News / Asia

UN: Refugee Camps in Western Burma 'Shocking'

Muslim refugees stand near their tent at Sin Thet Maw relief camp in Pauk Taw township, Rakhine state, western Myanmar, November 10, 2012.
Muslim refugees stand near their tent at Sin Thet Maw relief camp in Pauk Taw township, Rakhine state, western Myanmar, November 10, 2012.
Ron Corben
The United Nations humanitarian affairs chief says a Rohingya Muslim refugee camp in Burma for victims of recent inter-communal violence is "shockingly overcrowded."  Valerie Amos, head of humanitarian affairs for the United Nations, has called on the international community to press Burma to address issues of citizenship for the stateless Rohingya and move forward on reconciliation efforts within the community.
 
Amos speaking to reporters Saturday at the end of a four-day official visit to Burma, says conditions in camps housing victims of inter-communal violence are among the worst she has witnessed in terms of overcrowding and sanitation.
 
Amos travelled to eight camps in Western Rakhine State, where clashes and arson this year left almost 200 dead and around 115,000 displaced.  She says while conditions varied, the Myebon camp was "particularly shocking".
 
"The people are very crowded. Men, women, children are inside these tents that basically are for smaller numbers," said Amos.  "Sanitation is very, very poor indeed. Water for people; getting access to water, for bathing for cooking and so on is terrible. There is no school and the children cannot go to school anywhere else."
 
The U.N. humanitarian affairs chief said Burma (also known as Myanmar) faces several humanitarian challenges with 500,000 people displaced because of local conflicts.  Amos says the violence has left a deep fracture between Buddhist and Muslim communities.

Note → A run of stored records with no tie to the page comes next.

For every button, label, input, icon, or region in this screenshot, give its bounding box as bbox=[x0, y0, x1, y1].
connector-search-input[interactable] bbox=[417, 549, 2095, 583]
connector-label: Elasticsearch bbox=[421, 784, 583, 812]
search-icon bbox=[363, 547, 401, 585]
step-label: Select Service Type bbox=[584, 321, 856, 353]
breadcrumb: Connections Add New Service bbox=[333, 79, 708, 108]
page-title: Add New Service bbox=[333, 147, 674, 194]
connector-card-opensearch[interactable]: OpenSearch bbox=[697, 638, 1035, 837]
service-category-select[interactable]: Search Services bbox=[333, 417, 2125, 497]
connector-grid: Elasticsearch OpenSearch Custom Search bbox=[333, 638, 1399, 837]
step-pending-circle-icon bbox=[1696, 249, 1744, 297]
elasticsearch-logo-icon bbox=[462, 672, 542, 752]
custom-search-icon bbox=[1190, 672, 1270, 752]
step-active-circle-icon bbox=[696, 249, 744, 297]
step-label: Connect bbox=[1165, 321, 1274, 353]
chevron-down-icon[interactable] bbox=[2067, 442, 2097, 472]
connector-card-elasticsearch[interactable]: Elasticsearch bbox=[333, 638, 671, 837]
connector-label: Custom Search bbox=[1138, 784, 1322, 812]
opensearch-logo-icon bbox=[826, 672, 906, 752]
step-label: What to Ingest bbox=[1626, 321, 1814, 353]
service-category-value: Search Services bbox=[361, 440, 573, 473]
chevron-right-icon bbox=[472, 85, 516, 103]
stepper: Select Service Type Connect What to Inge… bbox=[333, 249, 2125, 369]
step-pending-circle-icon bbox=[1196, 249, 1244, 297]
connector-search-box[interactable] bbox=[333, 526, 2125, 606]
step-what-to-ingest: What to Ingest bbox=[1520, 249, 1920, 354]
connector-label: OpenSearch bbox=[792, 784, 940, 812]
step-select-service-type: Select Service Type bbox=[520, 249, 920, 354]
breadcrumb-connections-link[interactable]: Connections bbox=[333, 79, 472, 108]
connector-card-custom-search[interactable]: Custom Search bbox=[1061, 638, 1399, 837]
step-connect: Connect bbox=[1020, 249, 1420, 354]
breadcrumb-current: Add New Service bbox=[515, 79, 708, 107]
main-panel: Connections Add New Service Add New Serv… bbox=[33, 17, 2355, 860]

While Amos welcomed political reforms under President Thein Sein, with whom she held talks, Amos also called on the government to address the U.N.'s concerns and offered U.N. assistance. The issue of citizenship for stateless Muslim Rohingya is highly sensitive in Burma. Many Buddhists claim the Rohingya are Bengali.
 
"Donors and countries need to continue to put pressure on the government of Myanmar to sort out the issue of citizenship and at the same time to begin the process of reconciliation," Amos added.

The U.N. says $27 million in aid has been received for the displaced in Rakhine state, but $41 million more is needed by June, 2013.
 
Amos also pointed to concerns over thousands of internally displaced people in eastern Burma's Kachin State. Some 75,000 people have been forced from their homes due to fighting between Kachin and the Burmese army. She said aid was badly needed to assist 40,000 people in areas where the U.N. has no access.  
 
The U.N.'s call for assistance and reform in Burma was welcomed by the rights group Alternative ASEAN Network. But the group warned the international community should ensure that the government in the capital, Naypyidaw, will adopt the U.N.'s recommendations.
 
"If Naypyidaw does not do anything or in fact start behaving in a more negative way then I think that's going to be a wakeup call for the rest of the international community - a high ranking U.N. Official has flown in, got the relevant briefings and now has a clear picture for the situation, which she has communicated in public," said Debbie Stothard, the Alternative ASEAN Network's spokesperson.
 
Rights groups say it is urgent for the international community to access the internally displaced, especially the Kachin who are facing the on-coming winter in northern Burma and need more than plastic sheeting for shelter.

U.N. Humanitarian chief Amos says the Rakhine community also feels it has been "left behind" in terms of development across Burma, pointing to an immediate need to address their grievances.